O ativo da área internacional sofreu redução de R$ 4 bilhões de dezembro de 2008 a dezembro de 2014, apesar de ter recebido investimentos de US$ 15,2 bilhões no mesmo período. Parte dessa redução pode ser explicada pela venda de ativos de E&P, principalmente na África e no Peru, e parte está associada ao impairment de ativos em razão da queda do preço do petróleo. Mas a parte relevante da redução se deveu à má gestão (Pasadena é o caso mais crítico) e ao uso da Petrobras como instrumento de política internacional.

O histórico de perdas da área internacional não se restringe a esse período. Vale relembrar que, no primeiro semestre de 2006, os governos da Venezuela e da Bolívia estatizaram todos os ativos do setor de petróleo em seus respectivos países. A Petrobras negociou míseros US$ 88,5 milhões e US$ 122 milhões, respectivamente, como reparação das estatizações. No caso venezuelano, os US$ 88,5 milhões nem sequer foram pagos.

Olhando para o futuro, é importante a Petrobras focar sua atuação no seu negócio principal, que é explorar e produzir petróleo e gás natural, com foco no desenvolvimento e na monetização das suas relevantes reservas no Brasil. O modelo Petrobras atuando como “um Estado dentro do Estado brasileiro” serviu somente aos interesses políticos do governo federal e foi muito nocivo para a empresa.
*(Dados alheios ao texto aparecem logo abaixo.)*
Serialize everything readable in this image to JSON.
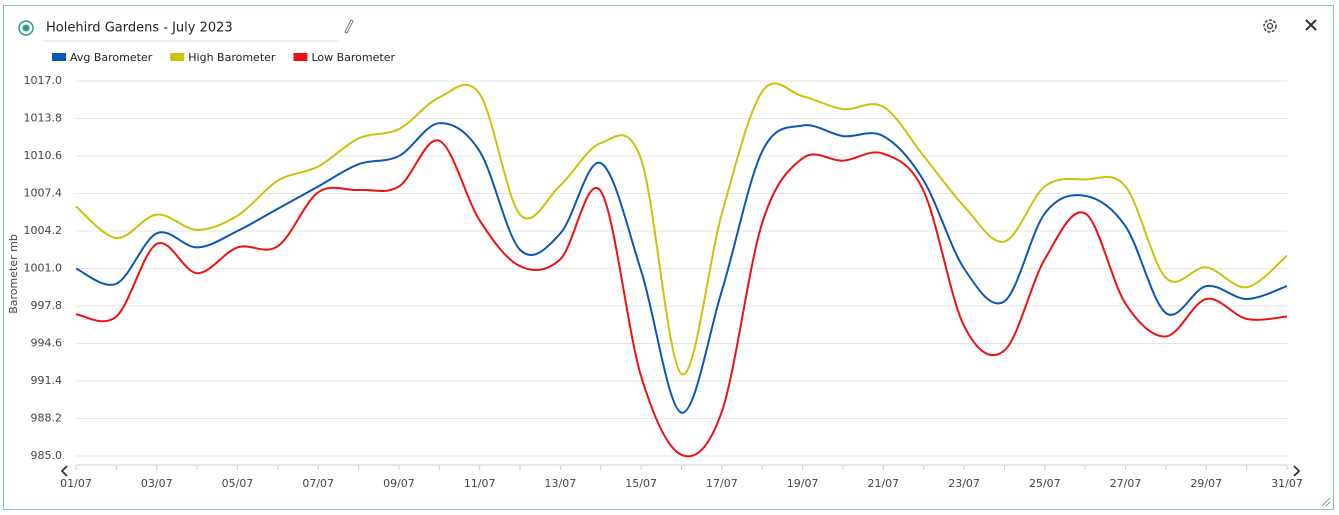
{
  "chart_data": {
    "type": "line",
    "title": "Holehird Gardens - July 2023",
    "ylabel": "Barometer mb",
    "categories": [
      "01/07",
      null,
      "03/07",
      null,
      "05/07",
      null,
      "07/07",
      null,
      "09/07",
      null,
      "11/07",
      null,
      "13/07",
      null,
      "15/07",
      null,
      "17/07",
      null,
      "19/07",
      null,
      "21/07",
      null,
      "23/07",
      null,
      "25/07",
      null,
      "27/07",
      null,
      "29/07",
      null,
      "31/07"
    ],
    "series": [
      {
        "name": "Avg Barometer",
        "color": "#0b57b5",
        "values": [
          1001.0,
          999.7,
          1004.0,
          1002.8,
          1004.2,
          1006.1,
          1008.0,
          1009.9,
          1010.6,
          1013.4,
          1011.0,
          1002.6,
          1004.0,
          1010.0,
          1000.8,
          988.7,
          999.1,
          1011.0,
          1013.2,
          1012.3,
          1012.3,
          1008.5,
          1001.0,
          998.2,
          1005.7,
          1007.2,
          1004.6,
          997.2,
          999.5,
          998.4,
          999.5
        ]
      },
      {
        "name": "High Barometer",
        "color": "#c9c40a",
        "values": [
          1006.3,
          1003.6,
          1005.6,
          1004.3,
          1005.5,
          1008.5,
          1009.7,
          1012.1,
          1012.9,
          1015.6,
          1015.9,
          1005.6,
          1008.1,
          1011.7,
          1010.3,
          992.0,
          1005.7,
          1016.1,
          1015.7,
          1014.6,
          1014.8,
          1010.6,
          1006.3,
          1003.3,
          1008.0,
          1008.6,
          1008.0,
          1000.2,
          1001.1,
          999.4,
          1002.1
        ]
      },
      {
        "name": "Low Barometer",
        "color": "#ee1111",
        "values": [
          997.1,
          996.9,
          1003.1,
          1000.6,
          1002.8,
          1002.9,
          1007.5,
          1007.7,
          1008.0,
          1011.9,
          1005.1,
          1001.2,
          1001.8,
          1007.6,
          991.8,
          985.1,
          988.8,
          1004.9,
          1010.4,
          1010.2,
          1010.8,
          1007.6,
          996.1,
          994.0,
          1001.8,
          1005.7,
          998.0,
          995.2,
          998.4,
          996.7,
          996.9
        ]
      }
    ],
    "ylim": [
      985.0,
      1017.0
    ],
    "yticks": [
      {
        "value": 985.0,
        "label": "985.0"
      },
      988.2,
      991.4,
      994.6,
      997.8,
      {
        "value": 1001.0,
        "label": "1001.0"
      },
      1004.2,
      1007.4,
      1010.6,
      1013.8,
      {
        "value": 1017.0,
        "label": "1017.0"
      }
    ],
    "grid": true,
    "legend": "top-left"
  }
}
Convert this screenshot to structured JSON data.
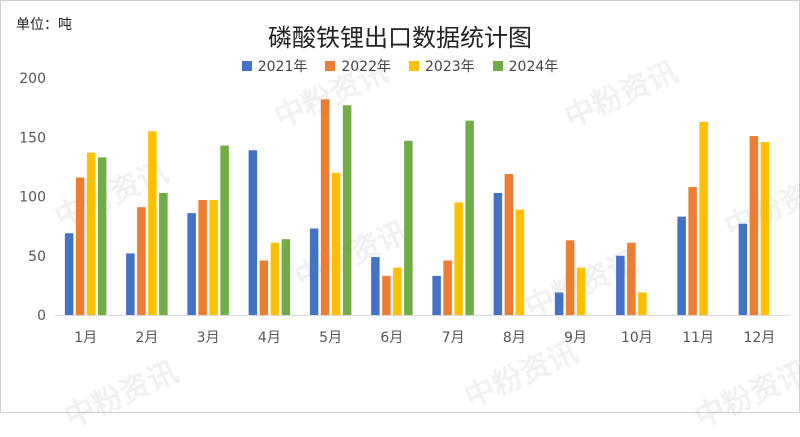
{
  "header": {
    "unit_label": "单位：吨",
    "title": "磷酸铁锂出口数据统计图"
  },
  "watermark_text": "中粉资讯",
  "chart_data": {
    "type": "bar",
    "title": "磷酸铁锂出口数据统计图",
    "ylabel": "单位：吨",
    "ylim": [
      0,
      200
    ],
    "yticks": [
      "0",
      "50",
      "100",
      "150",
      "200"
    ],
    "grid": false,
    "legend_position": "top",
    "categories": [
      "1月",
      "2月",
      "3月",
      "4月",
      "5月",
      "6月",
      "7月",
      "8月",
      "9月",
      "10月",
      "11月",
      "12月"
    ],
    "series": [
      {
        "name": "2021年",
        "color": "#4472C4",
        "values": [
          69,
          52,
          86,
          139,
          73,
          49,
          33,
          103,
          19,
          50,
          83,
          77
        ]
      },
      {
        "name": "2022年",
        "color": "#ED7D31",
        "values": [
          116,
          91,
          97,
          46,
          182,
          33,
          46,
          119,
          63,
          61,
          108,
          151
        ]
      },
      {
        "name": "2023年",
        "color": "#FFC000",
        "values": [
          137,
          155,
          97,
          61,
          120,
          40,
          95,
          89,
          40,
          19,
          163,
          146
        ]
      },
      {
        "name": "2024年",
        "color": "#70AD47",
        "values": [
          133,
          103,
          143,
          64,
          177,
          147,
          164,
          null,
          null,
          null,
          null,
          null
        ]
      }
    ]
  }
}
A Petrobras deveria vender suas participações nas termoelétricas, na empresa transportadora TAG, adotando um modelo de venda de controle da operação e evitando o erro recente ocorrido na venda das distribuidoras de gás. Além disso, deveria admitir o acesso aos terminais de GNL, permitindo a importação pelas termoelétricas e distribuidoras.

Em termos de operação internacional, a Petrobras atua em 16 países, o que faz pouco sentido vis-à-vis as oportunidades de investimentos no Brasil e os respectivos desafios de recursos financeiros e de gestão. É necessário reduzir a operação internacional da Petrobras, mas a prioridade de venda deveria ser dada aos ativos como os de refino e distribuição, e não aos ativos de exploração e produção de petróleo, que são o negócio principal da empresa e, portanto, mais atrativos.